Siendo ya una viuda de más de sesenta años, ensayó todo un proyecto de educación moral y dominio amoroso con un lector veinteañero. La historia acabó de mala manera
A diferencia de la mayoría de los románticos convertidos en reaccionarios, Bettina combatió por la libertad con un denuedo y ahínco genuinos valiéndose de su inteligencia
Insondable. '¿Quién eres tú,
Bettina?', le preguntaba Karoline von Günderrode, una delicada poeta y su amiga del alma, que se suicidó por culpa de un amor desdichado; su hermano Clemens y Achim von Arnim -el que sería su marido- veían en ella una encarnación de lo maravilloso, de lo mágico; y casi todos los que la conocían hablaban de su encanto pueril y diabólico de ondina: fluida como el agua y tan maliciosamente inocente como la infancia, partícipe -según Ladislao Mittner- de 'una vida infrahumana y de una vida superior, ignota la una y la otra como la de cualquier mortal'. Al igual que algunos niños (y Kind, 'niña', era su autodefinición predilecta, como en el título de su libro más famoso, incluso después de tener siete hijos), Bettina se caracterizaba al mismo tiempo por su irrefrenable espontaneidad, que ella misma ejercitaba, y por la cultivada imposición, manipulación e interpretación de su fascinante encanto natural.
Aparte de esta semblanza, lo cierto es que Bettina es la viva encarnación del Romanticismo, aunque en su familia no era ni la primera ni la mejor dotada para representarlo literariamente ya que, a diferencia de ella, su marido Achim von Arnim y, sobre todo, su hermano Clemens fueron dos grandes poetas románticos. Clemens, aunque tan inquieto, vehemente y vibrante como Bettina, era mucho menos capaz de dominar en la vida esta inquietud sensible y musical; pero en cambio sí sabía dominarla y darle forma en el arte, creando no libros sugestivos y agradables como su hermana, sino verdaderas obras de arte complejas y profundas, especialmente Lieder de una lírica ensimismada y absoluta, tan misteriosa como el oscuro fluir de la vida.
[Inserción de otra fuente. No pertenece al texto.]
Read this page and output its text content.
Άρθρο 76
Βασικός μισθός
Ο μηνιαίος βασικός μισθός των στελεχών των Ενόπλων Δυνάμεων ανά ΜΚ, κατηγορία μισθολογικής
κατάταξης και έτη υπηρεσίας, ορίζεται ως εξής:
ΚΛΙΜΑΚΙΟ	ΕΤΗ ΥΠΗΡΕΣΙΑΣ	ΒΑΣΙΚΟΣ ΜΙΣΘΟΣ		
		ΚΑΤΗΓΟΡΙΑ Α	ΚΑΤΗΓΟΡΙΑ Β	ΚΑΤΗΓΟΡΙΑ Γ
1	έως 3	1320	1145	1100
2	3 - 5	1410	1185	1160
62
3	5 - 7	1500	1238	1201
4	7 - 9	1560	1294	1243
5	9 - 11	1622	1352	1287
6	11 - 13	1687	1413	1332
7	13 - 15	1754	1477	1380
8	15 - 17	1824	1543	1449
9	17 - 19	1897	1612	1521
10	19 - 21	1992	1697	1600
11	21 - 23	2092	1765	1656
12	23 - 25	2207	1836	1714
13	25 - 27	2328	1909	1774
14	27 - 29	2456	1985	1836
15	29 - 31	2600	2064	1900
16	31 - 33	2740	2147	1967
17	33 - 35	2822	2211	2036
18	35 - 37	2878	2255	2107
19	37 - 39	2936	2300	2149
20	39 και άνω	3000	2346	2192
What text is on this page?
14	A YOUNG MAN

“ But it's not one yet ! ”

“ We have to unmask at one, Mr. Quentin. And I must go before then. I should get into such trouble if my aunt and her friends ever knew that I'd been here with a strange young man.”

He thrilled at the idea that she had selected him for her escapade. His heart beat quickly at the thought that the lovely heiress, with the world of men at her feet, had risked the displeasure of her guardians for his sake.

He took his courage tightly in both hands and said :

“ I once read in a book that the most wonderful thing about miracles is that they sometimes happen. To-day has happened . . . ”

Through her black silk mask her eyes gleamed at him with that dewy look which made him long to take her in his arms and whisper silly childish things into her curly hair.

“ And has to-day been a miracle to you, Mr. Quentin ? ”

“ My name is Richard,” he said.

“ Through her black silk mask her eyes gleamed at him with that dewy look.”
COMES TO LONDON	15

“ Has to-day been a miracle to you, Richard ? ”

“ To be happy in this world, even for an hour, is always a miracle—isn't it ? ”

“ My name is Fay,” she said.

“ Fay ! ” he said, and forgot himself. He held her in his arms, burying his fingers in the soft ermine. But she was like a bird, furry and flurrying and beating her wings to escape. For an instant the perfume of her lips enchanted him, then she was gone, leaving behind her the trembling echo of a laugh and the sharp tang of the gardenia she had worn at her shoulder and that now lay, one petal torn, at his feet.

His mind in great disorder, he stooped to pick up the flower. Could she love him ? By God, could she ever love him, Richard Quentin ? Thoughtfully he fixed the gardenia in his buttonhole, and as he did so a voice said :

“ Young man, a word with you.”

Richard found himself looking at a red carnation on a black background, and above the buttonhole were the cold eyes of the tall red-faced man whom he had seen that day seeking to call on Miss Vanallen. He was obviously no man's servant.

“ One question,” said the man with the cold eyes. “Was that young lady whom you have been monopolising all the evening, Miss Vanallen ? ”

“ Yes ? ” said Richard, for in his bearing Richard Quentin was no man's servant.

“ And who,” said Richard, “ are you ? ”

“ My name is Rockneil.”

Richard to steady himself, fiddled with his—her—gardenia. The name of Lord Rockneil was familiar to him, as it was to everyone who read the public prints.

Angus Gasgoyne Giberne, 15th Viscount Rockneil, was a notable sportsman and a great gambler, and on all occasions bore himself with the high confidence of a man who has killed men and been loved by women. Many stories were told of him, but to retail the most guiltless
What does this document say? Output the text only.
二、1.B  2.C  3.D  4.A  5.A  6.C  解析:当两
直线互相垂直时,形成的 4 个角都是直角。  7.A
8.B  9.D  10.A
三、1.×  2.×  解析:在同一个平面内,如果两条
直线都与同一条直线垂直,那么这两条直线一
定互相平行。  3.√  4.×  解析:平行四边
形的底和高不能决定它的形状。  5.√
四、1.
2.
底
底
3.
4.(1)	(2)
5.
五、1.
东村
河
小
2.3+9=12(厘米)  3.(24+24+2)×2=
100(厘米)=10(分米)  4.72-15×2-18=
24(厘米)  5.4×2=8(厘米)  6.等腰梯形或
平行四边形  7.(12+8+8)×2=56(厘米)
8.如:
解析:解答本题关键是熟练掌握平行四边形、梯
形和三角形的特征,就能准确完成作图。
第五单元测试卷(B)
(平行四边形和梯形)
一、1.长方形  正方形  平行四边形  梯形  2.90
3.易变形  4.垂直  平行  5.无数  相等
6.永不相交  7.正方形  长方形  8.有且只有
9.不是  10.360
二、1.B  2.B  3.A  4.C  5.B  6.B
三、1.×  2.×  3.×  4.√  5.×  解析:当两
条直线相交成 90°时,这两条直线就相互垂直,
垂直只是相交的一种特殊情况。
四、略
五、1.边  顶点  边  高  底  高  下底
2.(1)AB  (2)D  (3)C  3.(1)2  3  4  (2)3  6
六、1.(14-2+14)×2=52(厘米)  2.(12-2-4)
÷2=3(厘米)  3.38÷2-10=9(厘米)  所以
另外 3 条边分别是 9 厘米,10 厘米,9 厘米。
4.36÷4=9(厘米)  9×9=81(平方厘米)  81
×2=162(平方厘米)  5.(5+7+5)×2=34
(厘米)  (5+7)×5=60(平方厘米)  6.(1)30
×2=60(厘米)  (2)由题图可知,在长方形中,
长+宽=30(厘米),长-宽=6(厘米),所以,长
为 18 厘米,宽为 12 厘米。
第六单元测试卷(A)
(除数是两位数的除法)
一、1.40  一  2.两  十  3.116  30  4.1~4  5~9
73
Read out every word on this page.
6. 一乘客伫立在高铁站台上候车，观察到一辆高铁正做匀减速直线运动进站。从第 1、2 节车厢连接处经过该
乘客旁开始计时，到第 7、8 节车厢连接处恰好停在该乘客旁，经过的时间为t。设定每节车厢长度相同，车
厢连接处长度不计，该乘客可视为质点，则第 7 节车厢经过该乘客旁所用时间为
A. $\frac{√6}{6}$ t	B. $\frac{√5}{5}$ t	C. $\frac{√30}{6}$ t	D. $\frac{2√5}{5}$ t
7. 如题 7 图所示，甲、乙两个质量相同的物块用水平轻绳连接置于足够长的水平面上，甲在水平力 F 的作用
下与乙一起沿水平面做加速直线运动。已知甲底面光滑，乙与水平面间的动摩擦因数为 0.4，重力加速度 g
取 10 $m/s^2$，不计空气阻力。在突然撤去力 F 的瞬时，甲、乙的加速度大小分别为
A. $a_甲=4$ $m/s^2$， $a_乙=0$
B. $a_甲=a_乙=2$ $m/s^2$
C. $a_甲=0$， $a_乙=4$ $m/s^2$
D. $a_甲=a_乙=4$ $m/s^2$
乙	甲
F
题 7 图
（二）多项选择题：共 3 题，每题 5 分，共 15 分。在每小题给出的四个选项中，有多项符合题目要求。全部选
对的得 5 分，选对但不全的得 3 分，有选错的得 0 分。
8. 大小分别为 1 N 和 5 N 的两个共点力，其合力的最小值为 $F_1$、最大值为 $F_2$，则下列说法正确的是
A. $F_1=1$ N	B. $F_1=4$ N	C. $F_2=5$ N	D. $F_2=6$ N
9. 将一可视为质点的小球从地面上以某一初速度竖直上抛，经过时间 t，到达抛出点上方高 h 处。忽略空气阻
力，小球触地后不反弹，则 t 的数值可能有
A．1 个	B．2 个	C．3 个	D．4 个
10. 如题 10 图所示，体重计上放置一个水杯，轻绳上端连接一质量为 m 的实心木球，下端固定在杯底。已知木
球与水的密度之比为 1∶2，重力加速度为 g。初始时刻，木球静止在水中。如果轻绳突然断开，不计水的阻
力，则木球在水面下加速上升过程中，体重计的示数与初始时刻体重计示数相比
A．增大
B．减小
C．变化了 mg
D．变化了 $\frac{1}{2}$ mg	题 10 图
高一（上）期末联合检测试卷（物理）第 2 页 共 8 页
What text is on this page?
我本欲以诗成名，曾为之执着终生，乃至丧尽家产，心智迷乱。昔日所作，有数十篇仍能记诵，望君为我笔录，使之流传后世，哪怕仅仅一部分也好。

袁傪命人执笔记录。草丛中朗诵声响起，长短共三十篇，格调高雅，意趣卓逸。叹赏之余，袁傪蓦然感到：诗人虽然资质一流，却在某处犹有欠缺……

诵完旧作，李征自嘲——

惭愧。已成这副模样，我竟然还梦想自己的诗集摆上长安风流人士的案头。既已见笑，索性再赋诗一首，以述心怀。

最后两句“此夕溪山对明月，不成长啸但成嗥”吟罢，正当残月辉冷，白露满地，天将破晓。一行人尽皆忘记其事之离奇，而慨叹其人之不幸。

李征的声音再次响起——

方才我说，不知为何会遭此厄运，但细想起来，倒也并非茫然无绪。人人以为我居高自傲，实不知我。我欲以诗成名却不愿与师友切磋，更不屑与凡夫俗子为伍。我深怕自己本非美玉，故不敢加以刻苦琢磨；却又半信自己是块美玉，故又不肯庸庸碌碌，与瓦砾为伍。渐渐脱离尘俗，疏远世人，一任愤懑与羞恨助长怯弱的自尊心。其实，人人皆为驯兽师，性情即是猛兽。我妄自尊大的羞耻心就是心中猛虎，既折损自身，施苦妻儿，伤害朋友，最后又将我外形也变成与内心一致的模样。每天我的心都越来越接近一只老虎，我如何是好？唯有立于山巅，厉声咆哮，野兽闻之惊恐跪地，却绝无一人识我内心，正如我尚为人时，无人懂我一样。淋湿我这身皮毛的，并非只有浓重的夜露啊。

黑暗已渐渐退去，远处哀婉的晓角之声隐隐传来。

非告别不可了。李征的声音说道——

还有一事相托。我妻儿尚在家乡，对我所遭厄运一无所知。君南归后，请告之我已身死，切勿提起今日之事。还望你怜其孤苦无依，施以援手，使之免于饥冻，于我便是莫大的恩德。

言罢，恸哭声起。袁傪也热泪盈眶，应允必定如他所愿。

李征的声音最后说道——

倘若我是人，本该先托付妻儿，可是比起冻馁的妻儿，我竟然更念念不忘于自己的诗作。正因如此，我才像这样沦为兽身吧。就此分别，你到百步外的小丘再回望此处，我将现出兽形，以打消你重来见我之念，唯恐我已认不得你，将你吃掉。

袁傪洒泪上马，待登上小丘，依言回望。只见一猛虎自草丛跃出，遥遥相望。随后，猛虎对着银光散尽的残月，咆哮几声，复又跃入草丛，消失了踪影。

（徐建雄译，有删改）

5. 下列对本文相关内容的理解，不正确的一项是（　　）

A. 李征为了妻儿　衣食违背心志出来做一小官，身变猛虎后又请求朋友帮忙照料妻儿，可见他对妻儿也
Bettina Brentano, nacida en 1785 -ella pretendía que en 1787, iniciando así la mistificación de su existencia ya desde el nacimiento- y fallecida en 1859, se crió en el seno de una familia de gran tradición literaria transformada en experiencia, en vida, y que a veces, conforme al gusto romántico, falseaba la propia vida en la literatura. La abuela Sophia era una escritora vivaracha, sagaz e ilustrada, amiga de Goethe y novia en sus años mozos de Wieland; la madre, Maximiliane, había fascinado al joven Goethe hasta el punto de que éste le dio su sonrisa y el color de sus ojos a la Carlotta de Werther; con un Goethe ya anciano, la propia Bettina tuvo un flirteo platónico, mucho más intelectual que sentimental o erótico, del que extrajo -o que tal vez incluso experimentó para poder extraer- en 1835 un libro delicioso y lleno de frescura que combina inextricablemente realidad y ficción: Goethes Briefwechsel mit einem Kinde (correspondencia de Goethe con una niña).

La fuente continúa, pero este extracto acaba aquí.